I want to download a station departure map of a website. However, I'm not really getting anywhere with web scraping the table. Can someone help me?
library(rvest)
library(tidyverse)
link <- "https://reiseauskunft.bahn.de/bin/bhftafel.exe/dn?ld=4391&protocol=https:&rt=1&"
html <- read_html(link)
The form values are transmitted as a POST
request wich means that the values are not transmitted as part of the URL path, but rather in an encapsulated payload. Interestingly though when we click on "spaeter" a GET request is used, and we can see a URL with the parameters. We can use that URL to access the time table:
library(rvest)
library(tidyverse)
link <- "https://reiseauskunft.bahn.de/bin/bhftafel.exe/dn?ld=4391&country=DEU&protocol=https:&rt=1&input=Erfurt%20Hbf%238010101&boardType=dep&time=18:23%2B60&productsFilter=11111&&&date=31.07.23&&selectDate=&maxJourneys=&start=yes"

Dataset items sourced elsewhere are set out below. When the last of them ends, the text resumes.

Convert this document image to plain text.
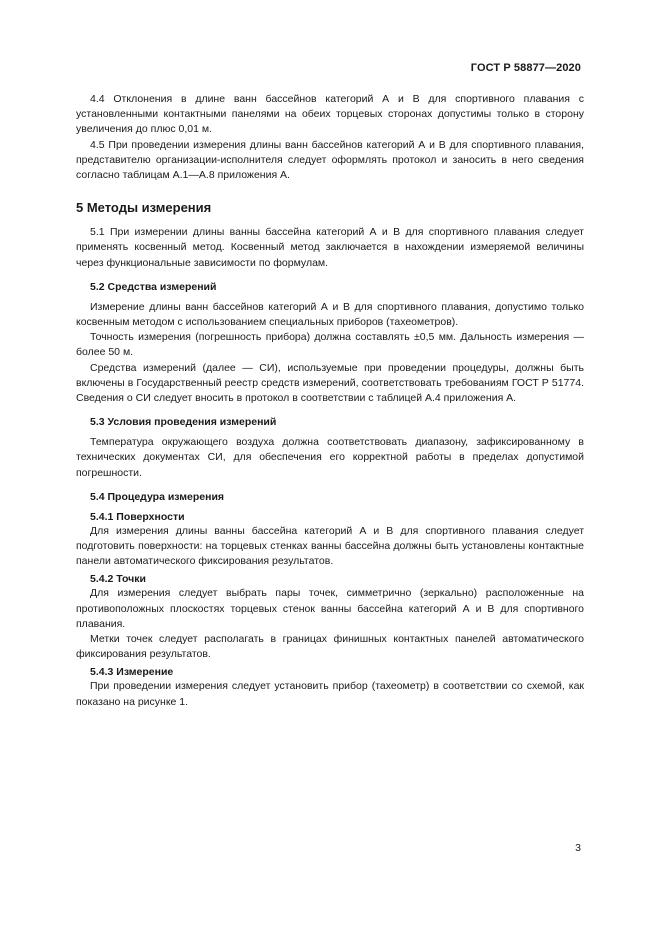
ГОСТ Р 58877—2020

4.4 Отклонения в длине ванн бассейнов категорий А и В для спортивного плавания с установленными контактными панелями на обеих торцевых сторонах допустимы только в сторону увеличения до плюс 0,01 м.

4.5 При проведении измерения длины ванн бассейнов категорий А и В для спортивного плавания, представителю организации-исполнителя следует оформлять протокол и заносить в него сведения согласно таблицам А.1—А.8 приложения А.

5 Методы измерения

5.1 При измерении длины ванны бассейна категорий А и В для спортивного плавания следует применять косвенный метод. Косвенный метод заключается в нахождении измеряемой величины через функциональные зависимости по формулам.

5.2 Средства измерений

Измерение длины ванн бассейнов категорий А и В для спортивного плавания, допустимо только косвенным методом с использованием специальных приборов (тахеометров).

Точность измерения (погрешность прибора) должна составлять ±0,5 мм. Дальность измерения — более 50 м.

Средства измерений (далее — СИ), используемые при проведении процедуры, должны быть включены в Государственный реестр средств измерений, соответствовать требованиям ГОСТ Р 51774. Сведения о СИ следует вносить в протокол в соответствии с таблицей А.4 приложения А.

5.3 Условия проведения измерений

Температура окружающего воздуха должна соответствовать диапазону, зафиксированному в технических документах СИ, для обеспечения его корректной работы в пределах допустимой погрешности.

5.4 Процедура измерения
5.4.1 Поверхности

Для измерения длины ванны бассейна категорий А и В для спортивного плавания следует подготовить поверхности: на торцевых стенках ванны бассейна должны быть установлены контактные панели автоматического фиксирования результатов.

5.4.2 Точки

Для измерения следует выбрать пары точек, симметрично (зеркально) расположенные на противоположных плоскостях торцевых стенок ванны бассейна категорий А и В для спортивного плавания.

Метки точек следует располагать в границах финишных контактных панелей автоматического фиксирования результатов.

5.4.3 Измерение

При проведении измерения следует установить прибор (тахеометр) в соответствии со схемой, как показано на рисунке 1.

3
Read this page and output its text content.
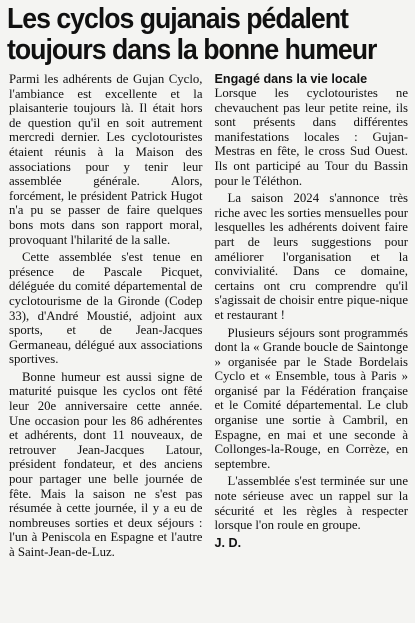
Les cyclos gujanais pédalent toujours dans la bonne humeur

Parmi les adhérents de Gujan Cyclo, l'ambiance est excellente et la plaisanterie toujours là. Il était hors de question qu'il en soit autrement mercredi dernier. Les cyclotouristes étaient réunis à la Maison des associations pour y tenir leur assemblée générale. Alors, forcément, le président Patrick Hugot n'a pu se passer de faire quelques bons mots dans son rapport moral, provoquant l'hilarité de la salle.

Cette assemblée s'est tenue en présence de Pascale Picquet, déléguée du comité départemental de cyclotourisme de la Gironde (Codep 33), d'André Moustié, adjoint aux sports, et de Jean-Jacques Germaneau, délégué aux associations sportives.

Bonne humeur est aussi signe de maturité puisque les cyclos ont fêté leur 20e anniversaire cette année. Une occasion pour les 86 adhérentes et adhérents, dont 11 nouveaux, de retrouver Jean-Jacques Latour, président fondateur, et des anciens pour partager une belle journée de fête. Mais la saison ne s'est pas résumée à cette journée, il y a eu de nombreuses sorties et deux séjours : l'un à Peniscola en Espagne et l'autre à Saint-Jean-de-Luz.

Engagé dans la vie locale

Lorsque les cyclotouristes ne chevauchent pas leur petite reine, ils sont présents dans différentes manifestations locales : Gujan-Mestras en fête, le cross Sud Ouest. Ils ont participé au Tour du Bassin pour le Téléthon.

La saison 2024 s'annonce très riche avec les sorties mensuelles pour lesquelles les adhérents doivent faire part de leurs suggestions pour améliorer l'organisation et la convivialité. Dans ce domaine, certains ont cru comprendre qu'il s'agissait de choisir entre pique-nique et restaurant !

Plusieurs séjours sont programmés dont la « Grande boucle de Saintonge » organisée par le Stade Bordelais Cyclo et « Ensemble, tous à Paris » organisé par la Fédération française et le Comité départemental. Le club organise une sortie à Cambril, en Espagne, en mai et une seconde à Collonges-la-Rouge, en Corrèze, en septembre.

L'assemblée s'est terminée sur une note sérieuse avec un rappel sur la sécurité et les règles à respecter lorsque l'on roule en groupe.

J. D.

response_html <- read_html(link)
response_html |>
html_table() |>
pluck(2)
#> # A tibble: 24 × 6
#> Zeit `` Zug Richtung / Unterwegs…¹ Gleis Aktuelles
#> <chr> <chr> <chr> <chr> <chr> <chr>
#> 1 früher "" "" "" "" ""
#> 2 18:44 "aktuelle Uhrzeit" "aktuelle U… "" "" ""
#> 3 19:23 "" "FLX 1246" "Berlin Hbf (tief)\n\… "10" "19:34"
#> 4 19:28 "" "ICE 502" "Hamburg-Altona\n\n\n… "9" "19:39,G…
#> 5 19:30 "" "ICE 273" "Karlsruhe Hbf\n\n\n\… "2" "Änderun…
#> 6 19:32 "" "ICE 801" "München Hbf\n\n\n\nE… "1" "19:32"
#> 7 19:35 "" "RE 7(3… "Würzburg Hbf\n\n\n\n… "3a" ""
#> 8 19:36 "" "RE 17(7… "Naumburg(Saale)Hbf\n… "4" ""
#> 9 19:38 "" "RB 23(8… "Saalfeld(Saale)\n\n\… "6" "19:38"
#> 10 19:38 "" "RB 46(8… "Ilmenau\n\n\n\nErfur… "6" "19:38"
#> # ℹ 14 more rows
#> # ℹ abbreviated name: ¹`Richtung / Unterwegshaltestellen`
Another option would be to use the Fahrplan API. You can request an API Key and there is an R package to interact with the Farhplan API: openbahn.